In the first analysis of its kind, Wang reviewed 350 federal appellate cases and found that in the past 30 years, the Supreme Court has never found a single plaintiff to be insincere in a religious freedom case.
“Federal appellate courts, likewise, have found plaintiffs sincere 93% of the time,” he writes, adding that in employment discrimination and Americans with Disabilities Act cases, plaintiffs meet the burden of proof to prove their claims just 27% and 60% of the time, respectively.
“Without appropriate tools to discern genuine religious practice from opportunistic litigation, free exercise becomes an open invitation to true believers and make-believers alike to break the law,” he writes.
Winners this year were recognized Jan. 4 during an awards ceremony at the AALS annual meeting.
Wang, also an assistant professor of public policy at the Batten School of Leadership and Public Policy, directs the Law School’s Supreme Court Litigation Clinic, organizes the En Banc Institute and supervises the National Appellate Clinic Network.
Law Dean Tapped for AALS Executive Committee, Guggenheim Board
School of Law Dean Risa Goluboff has been elected to the Association of American Law Schools’ Executive Committee and named a John Simon Guggenheim Memorial Foundation trustee.

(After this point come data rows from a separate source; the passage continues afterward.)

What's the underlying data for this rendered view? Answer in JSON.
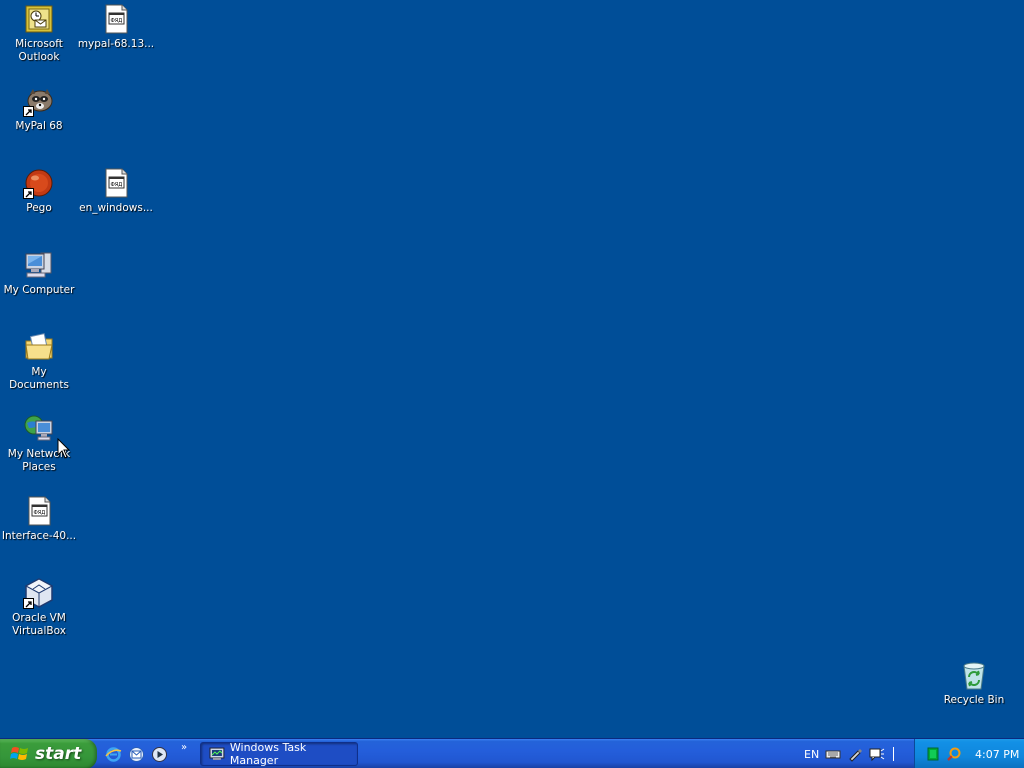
{
  "desktop": {
    "icons": [
      {
        "label": "Microsoft Outlook",
        "icon": "outlook-icon"
      },
      {
        "label": "mypal-68.13...",
        "icon": "document-icon"
      },
      {
        "label": "MyPal 68",
        "icon": "mypal-icon"
      },
      {
        "label": "Pego",
        "icon": "pego-icon"
      },
      {
        "label": "en_windows...",
        "icon": "document-icon"
      },
      {
        "label": "My Computer",
        "icon": "computer-icon"
      },
      {
        "label": "My Documents",
        "icon": "documents-folder-icon"
      },
      {
        "label": "My Network Places",
        "icon": "network-icon"
      },
      {
        "label": "Interface-40...",
        "icon": "document-icon"
      },
      {
        "label": "Oracle VM VirtualBox",
        "icon": "virtualbox-icon"
      },
      {
        "label": "Recycle Bin",
        "icon": "recycle-bin-icon"
      }
    ]
  },
  "taskbar": {
    "start_label": "start",
    "quicklaunch": [
      "internet-explorer-icon",
      "outlook-express-icon",
      "media-player-icon"
    ],
    "chevron": "»",
    "task_button": "Windows Task Manager",
    "language": "EN",
    "clock": "4:07 PM"
  },
  "colors": {
    "desktop": "#004e98",
    "taskbar": "#245edb",
    "start": "#35963a",
    "systray": "#0f86dc"
  }
}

The executive committee appoints the AALS executive director and the members serve staggered, three-year terms.
“AALS plays a critical role in advocating for law schools, faculty members, students, and the legal profession as a whole,” she said. “I’m honored and excited to join the Executive Committee and help pursue this important mission.”
Goluboff was named a Guggenheim trustee in November. In 2009, she was named a Guggenheim Fellow in the field of constitutional studies. Comprised of fellows and supporters, the board of trustees is the steward of the foundation’s endowment and the final arbiter in fellowship selection, according to the foundation.
Goluboff is the Arnold H. Leon Professor of Law and a professor of history at UVA. She will complete an eight-year term as the Law School’s dean at the end of the academic year.